Signe des temps, à l’exception d’une petite poignée de pays où la consultation présidentielle ou législative a été reportée aux calendes africaines (Tchad, Zimbabwe), ou risque de l’être (Côte d’Ivoire, Guinée), partout ailleurs, l’échéance est respectée. Signe des temps aussi, à quelques rares exceptions près, dont la présidentielle ivoirienne ou celle de la Sierra Leone couplées aux législatives, les élections aléatoires ou à risque se font rares. Signe des temps, enfin, celles-ci sont entourées parfois d’un véritable suspense. Il en est ainsi des présidentielles mauritanienne, comorienne (pour le choix du chef de l’exécutif dans chacune des trois îles de l’archipel) ou kényane et des législatives marocaines, sénégalaises, béninoises, congolaises, togolaises Certains de ces scrutins pourraient d’ailleurs déboucher, phénomène plutôt rare sur le continent, sur une cohabitation.
L’Afrique bouge sur le front de la démocratie. Le fait de glisser un bulletin dans l’urne y devient un enjeu réel. Au point que formations politiques et société civile se mobilisent parfois pour faire pièce aux velléités de tel ou tel chef d’État d’amender la Constitution afin de prolonger son bail à la tête de son pays. Le président Olusegun Obasanjo a dû ainsi faire machine arrière. En avril prochain, il ne sera pas en lice dans la course à sa propre succession. Et c’est peut-être, là aussi, un signe fort que le dernier exemple (en date) de volonté d’émancipation démocratique vienne du pays le plus peuplé d’Afrique, celui qui cette année organise la plus vaste consultation (présidentielle, législatives, élection des gouverneurs ainsi que des assemblées locales), celle de tous les records. L’une de celles qui vont réunir le plus grand nombre d’observateurs, de plus en plus impliqués dans les processus démocratiques. À commencer par l’Union africaine (UA), les organisations régionales et la communauté internationale, qui restent convaincues que la mauvaise organisation des consultations électorales et leur contestation servent de terreau aux conflits de tous ordres.

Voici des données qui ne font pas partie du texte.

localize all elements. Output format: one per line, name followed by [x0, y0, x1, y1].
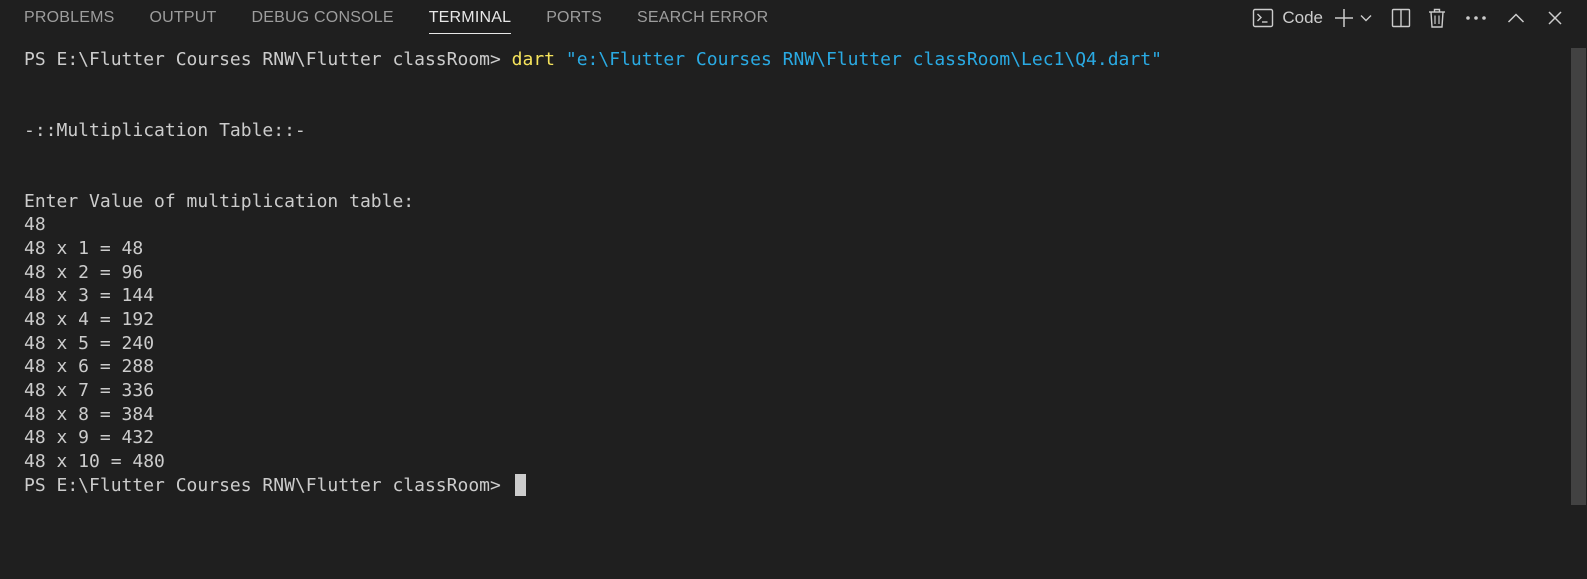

L’UA va ainsi soumettre aux chefs d’État réunis en sommet les 29 et 30 janvier à Addis-Abeba une Charte sur la démocratie, les élections et la gouvernance. Le texte, qui a été recalé au sommet de Banjul en juillet 2006, les invite, entre autres, à bannir toute manipulation constitutionnelle pour rester au pouvoir, à accepter de mettre sur pied des organismes indépendants chargés de l’organisation des élections, et à créer des mécanismes dotés de pouvoirs juridiques appelés à régler les conflits postélectoraux. En octobre 2006, à Niamey, la rencontre ministérielle entre la Communauté économique des États de l’Afrique de l’Ouest (Cedeao) et l’Union africaine a été également, pour l’essentiel, consacrée à ce sujet.
Il ne reste plus qu’à attendre le verdict des urnes. Et à le respecter.